In my class I had some armorers from agencies who were longtime revolver guys, and while they didn't care for the aesthetics of the ILS, neither they, nor any other armorers in the class, could think of any instances where a newer model J-frame (still popular as backup and off-duty weapons) had experienced an actual lock-related problem.

One of the guys said he'd fired more than 500 rounds of Magnum ammo through his PD :eek:, without any problems, and he was looking forward to ordering a M&P 340 (which was only offered with the ILS at that time). I thought he was probably a bit of a glutton for punishment, myself. ;)

Both revolvers purchased new, in the store range witnessed by on site armorer and range staff. Never been in the guns, opened up while there with the armorer and nothing was out of place as shown by video, armorer's manuals, or by myself looking at it. Parts removed and smooth operation afterwards. I wore these afterwards as a PT officer and as armed security as well. Both have had master revolver action jobs done by the PC prior to shipping to me as a custom order.
 
Both revolvers purchased new, in the store range witnessed by on site armorer and range staff. Never been in the guns, opened up while there with the armorer and nothing was out of place as shown by video, armorer's manuals, or by myself looking at it. Parts removed and smooth operation afterwards. I wore these afterwards as a PT officer and as armed security as well. Both have had master revolver action jobs done by the PC prior to shipping to me as a custom order.

Interesting.

So, you're saying that both guns had been worked on by the PC before you got them NIB?

Then, after the problems were experienced, the armorer at the shop removed both the hammers & bolts and found the locking arms secured, meaning the bottom leg was tucked within the recess in the upper surface of the bolt's channel (and would normally be prevented from shifting out of the recess by the presence of the bolt)? The bottom leg of the spring is itty bitty, though, and it might be easy to miss seeing something amiss until the parts were actually being removed by someone knowing what to look for.

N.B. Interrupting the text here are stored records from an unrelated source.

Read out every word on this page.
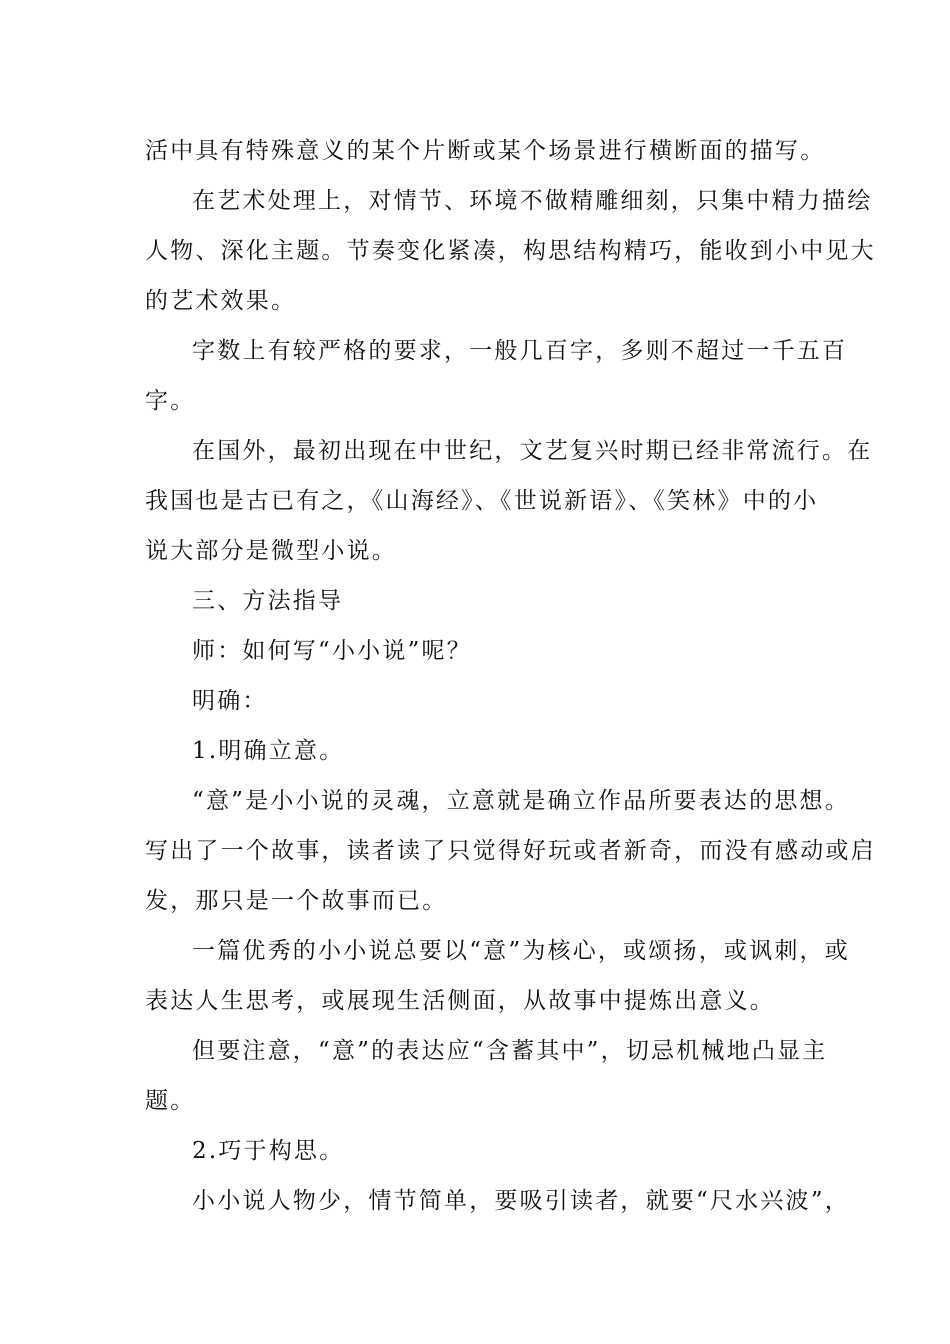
活中具有特殊意义的某个片断或某个场景进行横断面的描写。
在艺术处理上，对情节、环境不做精雕细刻，只集中精力描绘
人物、深化主题。节奏变化紧凑，构思结构精巧，能收到小中见大
的艺术效果。
字数上有较严格的要求，一般几百字，多则不超过一千五百
字。
在国外，最初出现在中世纪，文艺复兴时期已经非常流行。在
我国也是古已有之，《山海经》、《世说新语》、《笑林》中的小
说大部分是微型小说。
三、方法指导
师：如何写“小小说”呢？
明确：
1.明确立意。
“意”是小小说的灵魂，立意就是确立作品所要表达的思想。
写出了一个故事，读者读了只觉得好玩或者新奇，而没有感动或启
发，那只是一个故事而已。
一篇优秀的小小说总要以“意”为核心，或颂扬，或讽刺，或
表达人生思考，或展现生活侧面，从故事中提炼出意义。
但要注意，“意”的表达应“含蓄其中”，切忌机械地凸显主
题。
2.巧于构思。
小小说人物少，情节简单，要吸引读者，就要“尺水兴波”，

When you consider the number of new model revolvers made with the ILS which have not had ILS-connected problems over the years since the design's been incorporated, the chances of 2 disparate models being bought by a single owner, and both having a "lock" problem, becomes mind-boggling.

Looking at it another way, when a single buyer ends up with 2 such "problem" guns, instead of looking at the guns, it's often better to look at any other common factors that have "touched" both guns. Not saying you did it (since you never removed the sideplates), but what else might've caused 2 randomly purchased NIB guns to suddenly exhibit "lock problems"? Were the springs defective in both guns NIB?

For example, did a single person produce both guns in the production cell (but then the guns both received tuning packages at the PC, which means parts were removed from the guns).

Dunno, but if the design were that defective and prone to failure, there would be many thousands and thousands of the guns being returned for the problem.

S&W's corporate legal team would have long since started losing their minds with all of the complaints, especially since many of the J-frames with externally accessible hammers have been, and continue to be, in-service with LE users.

From what we were told, it's the guns that have hammers which can be externally manipulated and thumb-cocked into SA that will always have the ILS system incorporated. You'll notice how it's some of the Centennial style models, which can't be thumb-cocked in SA because of the internal/shrouded DAO hammers, that have been offered sans the ILS.

Dunno what to say about your dismaying experience, but I wish I'd been present and able to examine them, at the bench, when the "locks" apparently unintentionally engaged.